One year after the war ended, when Groundviews invited contributors to contest and complement our understanding that peace is not just the absence of war, or the defeat of the LTTE, we did not expect the response we received. Over the next week, we will publish close to 80,000 words and content from over forty different authors, in prose, verse, photography and video. A leitmotif through all contributions is that a government supremely adept at winning a war is outrageously inept at winning peace. The authors, including former senior diplomats and civil servants, internationally renown, award-winning poets, gifted photographers, academics, economists, bloggers, novelists, human rights activists, diasporic commentators and others celebrate war’s decisive end, but flag much that risks a hard won victory, including the continued alienation of Tamil aspirations, the predominance of dynastic rule over democratic governance and the lack of progress in addressing underlying grievances that gave life and succour to the idea of Eelam and the physical manifestation of the LTTE.
Bearing witness is never fully objective, never completely impartial. We have few narratives that, with the same vigour as the criticism of government, interrogate the manic violence of the LTTE throughout its sordid history and, in particular, towards the end of war. The documentation of this significant violence, in recent reports from the International Crisis Group and Amnesty International, amongst other local and international human rights groups, is a terrible record of a liberation movement gone very wrong, and ultimately, that orchestrated its own, tragic demise. However, our bias, evident since the inception of this site, is that elected governments – our representatives, our servants – must and can be held to higher standards of accountability. It is the government that now has to win back the hearts and minds of those once under the jackboot of the LTTE. It is here, as many of the contributions record, that on a number of fronts – from the political to the symbolic– it has failed post-war and disturbingly, shows little signs of improving.

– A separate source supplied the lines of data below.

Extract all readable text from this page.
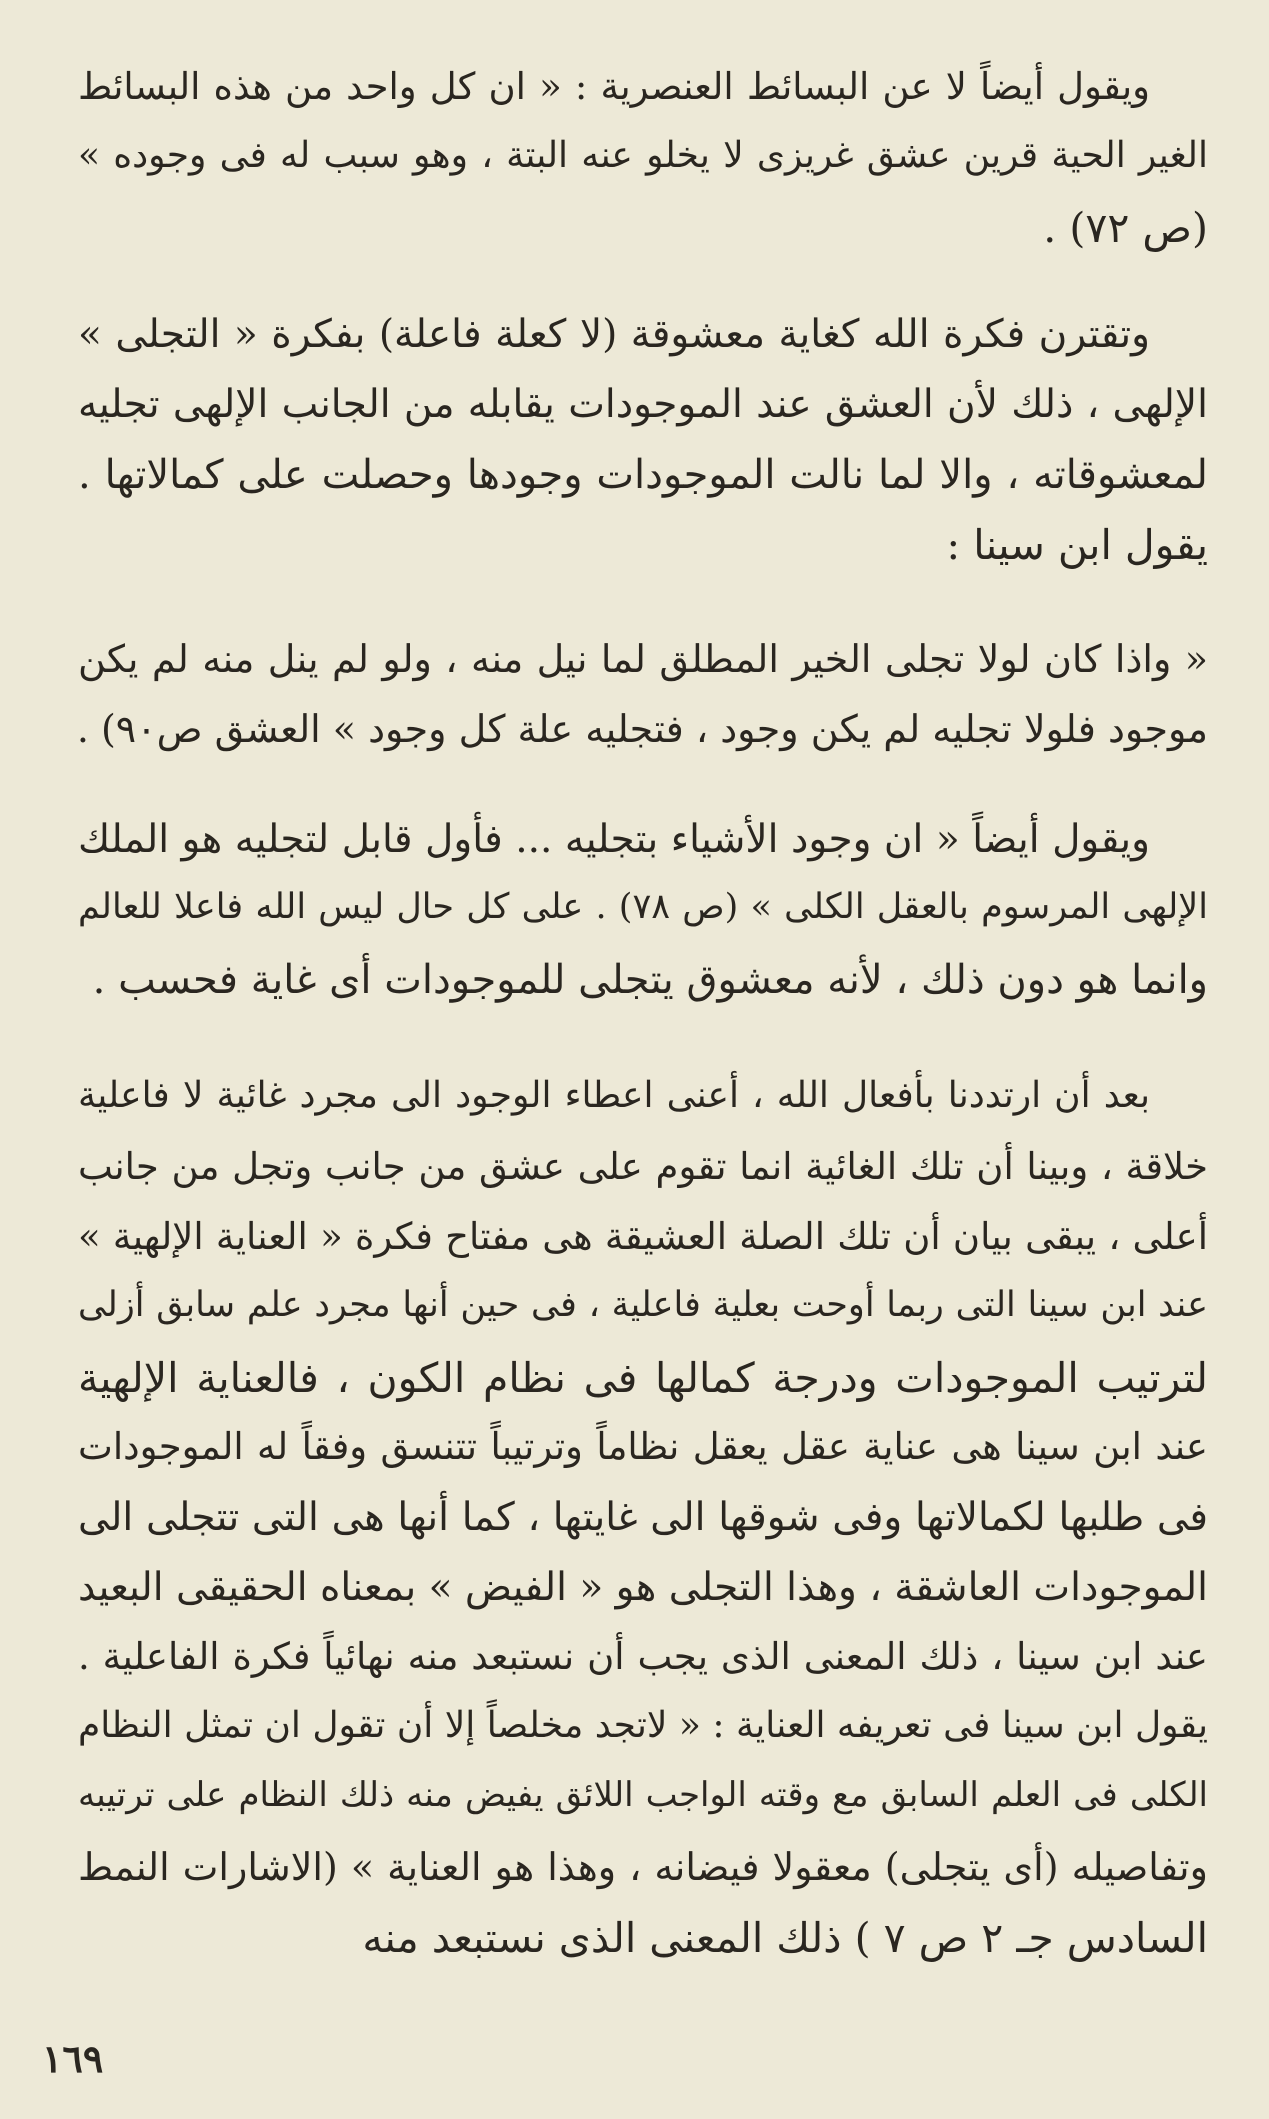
ويقول أيضاً لا عن البسائط العنصرية : « ان كل واحد من هذه البسائط
الغير الحية قرين عشق غريزى لا يخلو عنه البتة ، وهو سبب له فى وجوده »
(ص ٧٢) .
وتقترن فكرة الله كغاية معشوقة (لا كعلة فاعلة) بفكرة « التجلى »
الإلهى ، ذلك لأن العشق عند الموجودات يقابله من الجانب الإلهى تجليه
لمعشوقاته ، والا لما نالت الموجودات وجودها وحصلت على كمالاتها .
يقول ابن سينا :
« واذا كان لولا تجلى الخير المطلق لما نيل منه ، ولو لم ينل منه لم يكن
موجود فلولا تجليه لم يكن وجود ، فتجليه علة كل وجود » العشق ص٩٠) .
ويقول أيضاً « ان وجود الأشياء بتجليه ... فأول قابل لتجليه هو الملك
الإلهى المرسوم بالعقل الكلى » (ص ٧٨) . على كل حال ليس الله فاعلا للعالم
وانما هو دون ذلك ، لأنه معشوق يتجلى للموجودات أى غاية فحسب .
بعد أن ارتددنا بأفعال الله ، أعنى اعطاء الوجود الى مجرد غائية لا فاعلية
خلاقة ، وبينا أن تلك الغائية انما تقوم على عشق من جانب وتجل من جانب
أعلى ، يبقى بيان أن تلك الصلة العشيقة هى مفتاح فكرة « العناية الإلهية »
عند ابن سينا التى ربما أوحت بعلية فاعلية ، فى حين أنها مجرد علم سابق أزلى
لترتيب الموجودات ودرجة كمالها فى نظام الكون ، فالعناية الإلهية
عند ابن سينا هى عناية عقل يعقل نظاماً وترتيباً تتنسق وفقاً له الموجودات
فى طلبها لكمالاتها وفى شوقها الى غايتها ، كما أنها هى التى تتجلى الى
الموجودات العاشقة ، وهذا التجلى هو « الفيض » بمعناه الحقيقى البعيد
عند ابن سينا ، ذلك المعنى الذى يجب أن نستبعد منه نهائياً فكرة الفاعلية .
يقول ابن سينا فى تعريفه العناية : « لاتجد مخلصاً إلا أن تقول ان تمثل النظام
الكلى فى العلم السابق مع وقته الواجب اللائق يفيض منه ذلك النظام على ترتيبه
وتفاصيله (أى يتجلى) معقولا فيضانه ، وهذا هو العناية » (الاشارات النمط
السادس جـ ٢ ص ٧ ) ذلك المعنى الذى نستبعد منه
١٦٩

One would think that the end of war would have created ideal conditions for restorative justice, reconciliation and democracy. These remain ideas without traction, and calls for the accountability of actions by Sri Lankan security forces still risk the frothing ire of key figures in government who stand far removed from democracy’s core values. This grave risk to the domain of independent ideas and free debate exists even though we are ostensibly at peace, and a mainstream media under the shadow of Prageeth Eknaliyagoda’s enforced silence is, even post-war, still not one able to fully critique the status quo.

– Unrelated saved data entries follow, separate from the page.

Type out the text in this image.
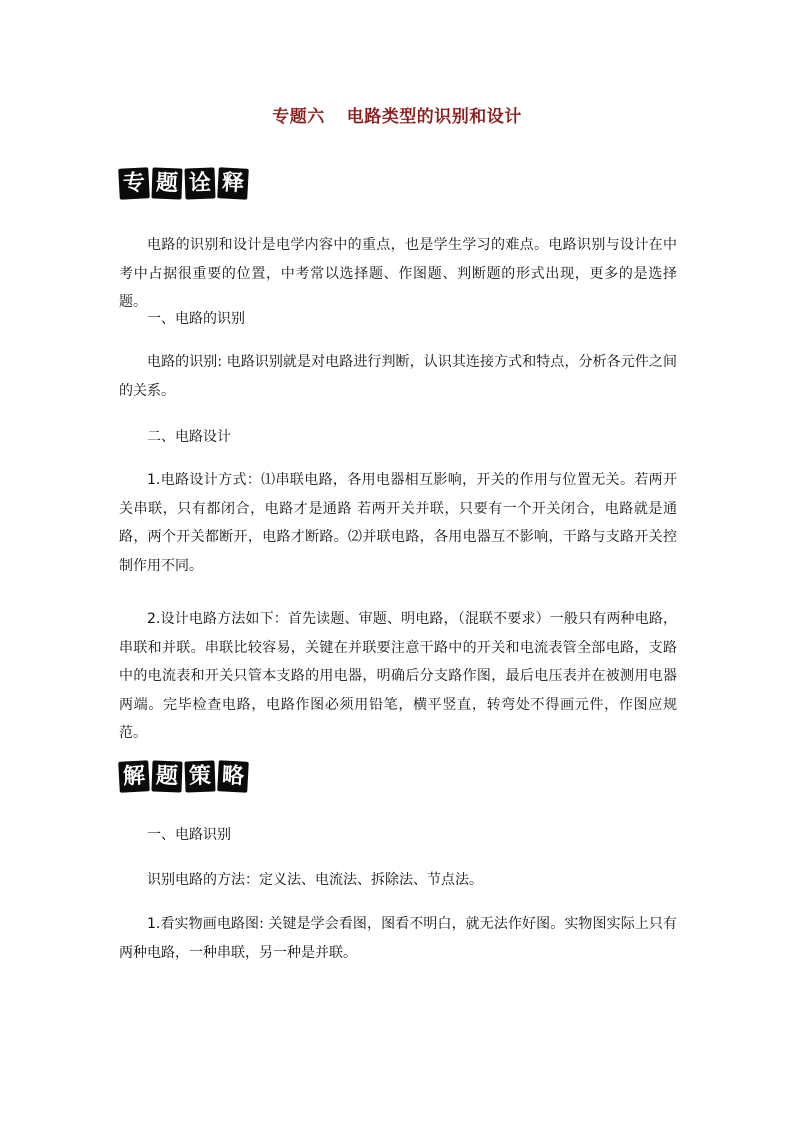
专题六 电路类型的识别和设计
专 题 诠 释

电路的识别和设计是电学内容中的重点，也是学生学习的难点。电路识别与设计在中考中占据很重要的位置，中考常以选择题、作图题、判断题的形式出现，更多的是选择题。

一、电路的识别

电路的识别: 电路识别就是对电路进行判断，认识其连接方式和特点，分析各元件之间的关系。

二、电路设计

1.电路设计方式：⑴串联电路，各用电器相互影响，开关的作用与位置无关。若两开关串联，只有都闭合，电路才是通路 若两开关并联，只要有一个开关闭合，电路就是通路，两个开关都断开，电路才断路。⑵并联电路，各用电器互不影响，干路与支路开关控制作用不同。

2.设计电路方法如下：首先读题、审题、明电路，（混联不要求）一般只有两种电路，串联和并联。串联比较容易，关键在并联要注意干路中的开关和电流表管全部电路，支路中的电流表和开关只管本支路的用电器，明确后分支路作图，最后电压表并在被测用电器两端。完毕检查电路，电路作图必须用铅笔，横平竖直，转弯处不得画元件，作图应规范。

解 题 策 略
一、电路识别

识别电路的方法：定义法、电流法、拆除法、节点法。

1.看实物画电路图: 关键是学会看图，图看不明白，就无法作好图。实物图实际上只有两种电路，一种串联，另一种是并联。
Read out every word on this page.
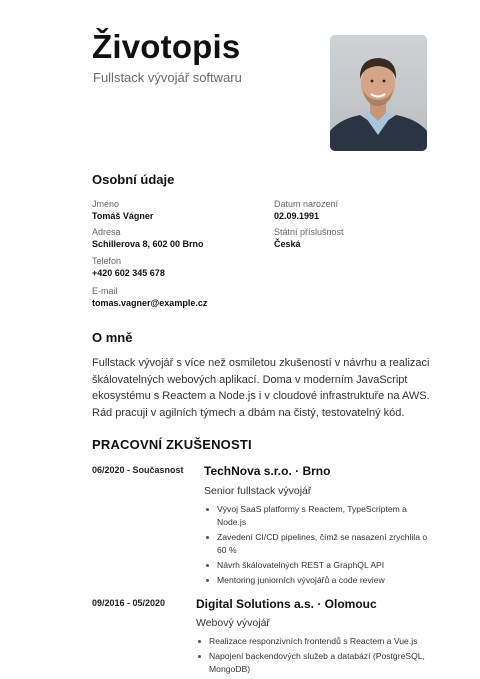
Životopis
Fullstack vývojář softwaru
Osobní údaje
Jméno
Tomáš Vágner
Datum narození
02.09.1991
Adresa
Schillerova 8, 602 00 Brno
Státní příslušnost
Česká
Telefon
+420 602 345 678
E-mail
tomas.vagner@example.cz
O mně

Fullstack vývojář s více než osmiletou zkušeností v návrhu a realizaci škálovatelných webových aplikací. Doma v moderním JavaScript ekosystému s Reactem a Node.js i v cloudové infrastruktuře na AWS. Rád pracuji v agilních týmech a dbám na čistý, testovatelný kód.

PRACOVNÍ ZKUŠENOSTI
06/2020 - Současnost TechNova s.r.o. · Brno
Senior fullstack vývojář
Vývoj SaaS platformy s Reactem, TypeScriptem a Node.js
Zavedení CI/CD pipelines, čímž se nasazení zrychlila o 60 %
Návrh škálovatelných REST a GraphQL API
Mentoring juniorních vývojářů a code review
09/2016 - 05/2020	Digital Solutions a.s. · Olomouc
Webový vývojář
Realizace responzivních frontendů s Reactem a Vue.js
Napojení backendových služeb a databází (PostgreSQL, MongoDB)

There are contributions here that question the opposition to war, given its final outcome in wiping out the main obstacle to peace. Others concur, and suggest that the delay in securing a just peace (a peace more than the absence of war, also called a positive peace) does not in any way delegitimize the war against the LTTE, which was necessary and inevitable. Many contributors flag the absence, or more accurately, the misdirection of political will in securing a just political solution to underlying grievances. As Dayapala Thiranagama in his contribution avers,
Even though, the Tigers’ utopia of a separate state was buried with them at Vellamullaivikkal, even though their guns fell silent on 18 May 2009 the likelihood of their dream resurfacing cannot be ruled out unless there is a political solution within a united Sri Lanka that can restore the Tamil community’s dignity and respect.

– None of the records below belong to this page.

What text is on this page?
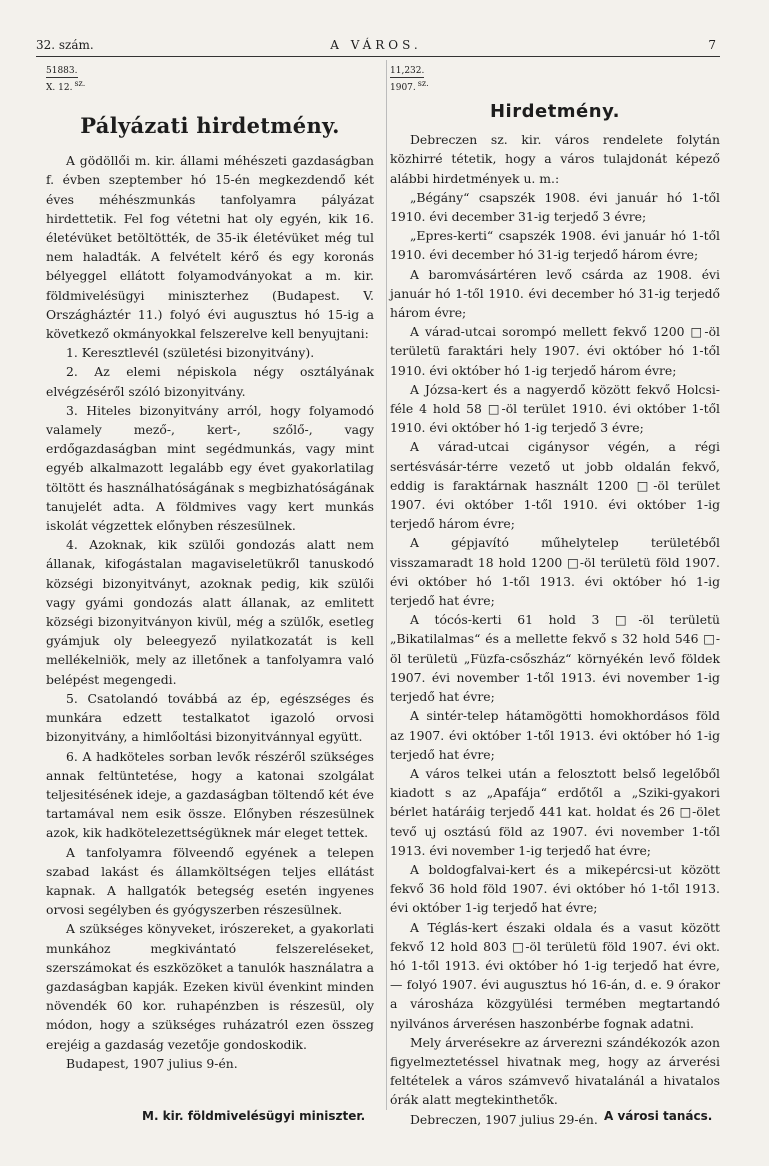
32. szám.	A VÁROS.	7
51883.
X. 12. sz.
Pályázati hirdetmény.

A gödöllői m. kir. állami méhészeti gazdaságban f. évben szeptember hó 15-én megkezdendő két éves méhészmunkás tanfolyamra pályázat hirdettetik. Fel fog vétetni hat oly egyén, kik 16. életévüket betöltötték, de 35-ik életévüket még tul nem haladták. A felvételt kérő és egy koronás bélyeggel ellátott folyamodványokat a m. kir. földmivelésügyi miniszterhez (Budapest. V. Országháztér 11.) folyó évi augusztus hó 15-ig a következő okmányokkal felszerelve kell benyujtani:

1. Keresztlevél (születési bizonyitvány).

2. Az elemi népiskola négy osztályának elvégzéséről szóló bizonyitvány.

3. Hiteles bizonyitvány arról, hogy folyamodó valamely mező-, kert-, szőlő-, vagy erdőgazdaságban mint segédmunkás, vagy mint egyéb alkalmazott legalább egy évet gyakorlatilag töltött és használhatóságának s megbizhatóságának tanujelét adta. A földmives vagy kert munkás iskolát végzettek előnyben részesülnek.

4. Azoknak, kik szülői gondozás alatt nem állanak, kifogástalan magaviseletükről tanuskodó községi bizonyitványt, azoknak pedig, kik szülői vagy gyámi gondozás alatt állanak, az emlitett községi bizonyitványon kivül, még a szülők, esetleg gyámjuk oly beleegyező nyilatkozatát is kell mellékelniök, mely az illetőnek a tanfolyamra való belépést megengedi.

5. Csatolandó továbbá az ép, egészséges és munkára edzett testalkatot igazoló orvosi bizonyitvány, a himlőoltási bizonyitvánnyal együtt.

6. A hadköteles sorban levők részéről szükséges annak feltüntetése, hogy a katonai szolgálat teljesitésének ideje, a gazdaságban töltendő két éve tartamával nem esik össze. Előnyben részesülnek azok, kik hadkötelezettségüknek már eleget tettek.

A tanfolyamra fölveendő egyének a telepen szabad lakást és államköltségen teljes ellátást kapnak. A hallgatók betegség esetén ingyenes orvosi segélyben és gyógyszerben részesülnek.

A szükséges könyveket, irószereket, a gyakorlati munkához megkivántató felszereléseket, szerszámokat és eszközöket a tanulók használatra a gazdaságban kapják. Ezeken kivül évenkint minden növendék 60 kor. ruhapénzben is részesül, oly módon, hogy a szükséges ruházatról ezen összeg erejéig a gazdaság vezetője gondoskodik.

Budapest, 1907 julius 9-én.

11,232.
1907. sz.
Hirdetmény.

Debreczen sz. kir. város rendelete folytán közhirré tétetik, hogy a város tulajdonát képező alábbi hirdetmények u. m.:

„Bégány“ csapszék 1908. évi január hó 1-től 1910. évi december 31-ig terjedő 3 évre;

„Epres-kerti“ csapszék 1908. évi január hó 1-től 1910. évi december hó 31-ig terjedő három évre;

A baromvásártéren levő csárda az 1908. évi január hó 1-től 1910. évi december hó 31-ig terjedő három évre;

A várad-utcai sorompó mellett fekvő 1200 □-öl területü faraktári hely 1907. évi október hó 1-től 1910. évi október hó 1-ig terjedő három évre;

A Józsa-kert és a nagyerdő között fekvő Holcsi-féle 4 hold 58 □-öl terület 1910. évi október 1-től 1910. évi október hó 1-ig terjedő 3 évre;

A várad-utcai cigánysor végén, a régi sertésvásár-térre vezető ut jobb oldalán fekvő, eddig is faraktárnak használt 1200 □-öl terület 1907. évi október 1-től 1910. évi október 1-ig terjedő három évre;

A gépjavító műhelytelep területéből visszamaradt 18 hold 1200 □-öl területü föld 1907. évi október hó 1-től 1913. évi október hó 1-ig terjedő hat évre;

A tócós-kerti 61 hold 3 □-öl területü „Bikatilalmas“ és a mellette fekvő s 32 hold 546 □-öl területü „Füzfa-csőszház“ környékén levő földek 1907. évi november 1-től 1913. évi november 1-ig terjedő hat évre;

A sintér-telep hátamögötti homokhordásos föld az 1907. évi október 1-től 1913. évi október hó 1-ig terjedő hat évre;

A város telkei után a felosztott belső legelőből kiadott s az „Apafája“ erdőtől a „Sziki-gyakori bérlet határáig terjedő 441 kat. holdat és 26 □-ölet tevő uj osztású föld az 1907. évi november 1-től 1913. évi november 1-ig terjedő hat évre;

A boldogfalvai-kert és a mikepércsi-ut között fekvő 36 hold föld 1907. évi október hó 1-től 1913. évi október 1-ig terjedő hat évre;

A Téglás-kert északi oldala és a vasut között fekvő 12 hold 803 □-öl területü föld 1907. évi okt. hó 1-től 1913. évi október hó 1-ig terjedő hat évre, — folyó 1907. évi augusztus hó 16-án, d. e. 9 órakor a városháza közgyülési termében megtartandó nyilvános árverésen haszonbérbe fognak adatni.

Mely árverésekre az árverezni szándékozók azon figyelmeztetéssel hivatnak meg, hogy az árverési feltételek a város számvevő hivatalánál a hivatalos órák alatt megtekinthetők.

Debreczen, 1907 julius 29-én.

M. kir. földmivelésügyi miniszter.	A városi tanács.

Many struggle to re-imagine our country after war, noting that three decades of violence has stunted not just the ability and willingness of government to democratically govern, but also of many Sri Lankans to recognise, and stand up for fundamental rights that are integral to democracy. Poetry and photographs, from award winning contributors, succinctly and emotively frame the hopes and fears of communities coming out of war. Another contributor interrogates the public perceptions of a soldier, suggesting that though it is easy for us to condemn, it may not always be easy to unquestioningly comply. From perspectives of Jaffna Tamils to university students, from the realpolitik and constitutional to the existential and inspirational, from a gendered critique of war and its end to a detailed report on the situation in the Vanni today, these essays provide compelling snapshots of Sri Lanka a year after war ended.
This special edition is close to our heart, and since the launch of Groundviews in 2006, represents the highest and most diverse concentration of media and content published over the course of a week. It is a compelling record of critical voices and features content mainstream media in Sri Lankan will tellingly, to date, not dare publish or broadcast.
We cordially invite and strongly encourage your responses complementing and contesting vigorously the content that follows. We do not believe we know all the answers to achieve and sustain a just peace. However, we strongly believe that it is only through vibrant and civil debate, without fear of violent physical or verbal reprisals, that we can engender a just peace and a timbre of democracy we so richly deserve after war’s end.